So i am bi at least i believe i am, but..

Kelly • Mom of 4

With my newest partner he thinks I want a woman more then a man and more then him and that I would be happier with a woman. He tells me I'm worse then a man cuz of the way i stare at women and I'm always talking about them and that he thinks I'm more attractive to women then men and him of course, He is super jealous and insecure but he is also right, I love women. Like he makes me happy and I love him but I want to have sex just sex nothing else with a woman cuz I haven't in long time, it's been like two years and i even want to have a 3 sum with my partner and someone cuz I want to just feel a womans touch and just be intimate with her, I've never been in a relationship with just a woman I've always been with men and got a woman on the side cuz my ex let me. But my SO he wants to see me with a woman, and says I can and he will watch... Witch is fine too. But I'm okay with him having fun to with me.

But I also ask him if he would rather cheat or bring someone into the bedroom.. It was just would you rather question and he told me he rather bring her into the bedroom. So I told him I would do the same but said what if I wanted a guy instead of a girl and he got so upset and told me if I wanted either I could pack my shit and leave. Like when we're talking about having a 3 sum and him being apart of it to their isn't a problem but if I wanted anther man their is an issue. I don't want anyone else I just want him.

He says it's cheating if I do it with a girl or guy behind his back and i do agree with that and I'm not going to cheat but he says that he will watch if it is with a girl, but men are different cuz they have a dick witch they are, but to me anther person is another person.
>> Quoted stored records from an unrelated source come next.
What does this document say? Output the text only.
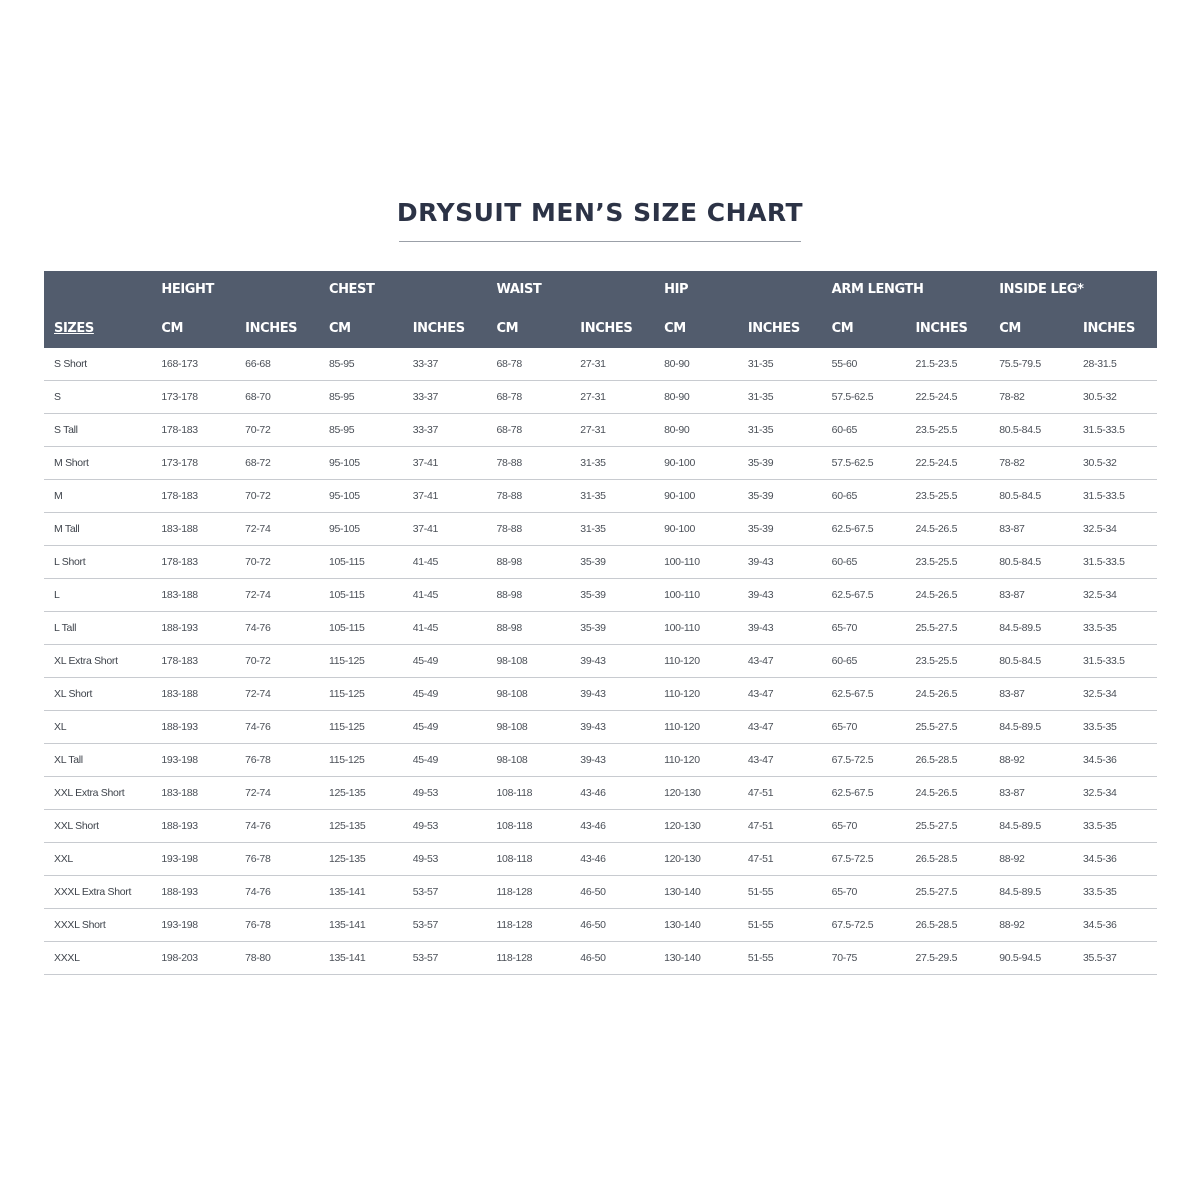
DRYSUIT MEN’S SIZE CHART
	HEIGHT		CHEST		WAIST		HIP		ARM LENGTH		INSIDE LEG*	
SIZES	CM	INCHES	CM	INCHES	CM	INCHES	CM	INCHES	CM	INCHES	CM	INCHES
S Short	168-173	66-68	85-95	33-37	68-78	27-31	80-90	31-35	55-60	21.5-23.5	75.5-79.5	28-31.5
S	173-178	68-70	85-95	33-37	68-78	27-31	80-90	31-35	57.5-62.5	22.5-24.5	78-82	30.5-32
S Tall	178-183	70-72	85-95	33-37	68-78	27-31	80-90	31-35	60-65	23.5-25.5	80.5-84.5	31.5-33.5
M Short	173-178	68-72	95-105	37-41	78-88	31-35	90-100	35-39	57.5-62.5	22.5-24.5	78-82	30.5-32
M	178-183	70-72	95-105	37-41	78-88	31-35	90-100	35-39	60-65	23.5-25.5	80.5-84.5	31.5-33.5
M Tall	183-188	72-74	95-105	37-41	78-88	31-35	90-100	35-39	62.5-67.5	24.5-26.5	83-87	32.5-34
L Short	178-183	70-72	105-115	41-45	88-98	35-39	100-110	39-43	60-65	23.5-25.5	80.5-84.5	31.5-33.5
L	183-188	72-74	105-115	41-45	88-98	35-39	100-110	39-43	62.5-67.5	24.5-26.5	83-87	32.5-34
L Tall	188-193	74-76	105-115	41-45	88-98	35-39	100-110	39-43	65-70	25.5-27.5	84.5-89.5	33.5-35
XL Extra Short	178-183	70-72	115-125	45-49	98-108	39-43	110-120	43-47	60-65	23.5-25.5	80.5-84.5	31.5-33.5
XL Short	183-188	72-74	115-125	45-49	98-108	39-43	110-120	43-47	62.5-67.5	24.5-26.5	83-87	32.5-34
XL	188-193	74-76	115-125	45-49	98-108	39-43	110-120	43-47	65-70	25.5-27.5	84.5-89.5	33.5-35
XL Tall	193-198	76-78	115-125	45-49	98-108	39-43	110-120	43-47	67.5-72.5	26.5-28.5	88-92	34.5-36
XXL Extra Short	183-188	72-74	125-135	49-53	108-118	43-46	120-130	47-51	62.5-67.5	24.5-26.5	83-87	32.5-34
XXL Short	188-193	74-76	125-135	49-53	108-118	43-46	120-130	47-51	65-70	25.5-27.5	84.5-89.5	33.5-35
XXL	193-198	76-78	125-135	49-53	108-118	43-46	120-130	47-51	67.5-72.5	26.5-28.5	88-92	34.5-36
XXXL Extra Short	188-193	74-76	135-141	53-57	118-128	46-50	130-140	51-55	65-70	25.5-27.5	84.5-89.5	33.5-35
XXXL Short	193-198	76-78	135-141	53-57	118-128	46-50	130-140	51-55	67.5-72.5	26.5-28.5	88-92	34.5-36
XXXL	198-203	78-80	135-141	53-57	118-128	46-50	130-140	51-55	70-75	27.5-29.5	90.5-94.5	35.5-37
And he thinks it's okay for him to do whatever if I allow it cuz I like girls. And I don't like sharing my men but if they want to cheat I rather them tell me and then we have 3 sum BC sometimes men want something different and I think it's okay. So I'm open to it. But if it is other way around and I want a man it's not okay for me but it's okay for him if he wants another girl cuz I'm okay with it.

Its causing issues with me and him that I like girls and I don't want to lose him over a woman, cuz I love him to death and he's best thing that has happened me in forever he's so good to me. But he's also jealous and controlling sometimes to. But I put up with it cuz I love him.. And it's not that bad.

I don't understand and I'm frustrated. I don't even want another man at all I just ask a freaking (if I did) question... Cuz I pretty much only want a woman and not even a relationship I don't think I do, but i just want sex with a woman. But I think even if he wants sex with another woman it's as bad as me wanting sec with anther man. But he sees two women together differently. Help me understand please.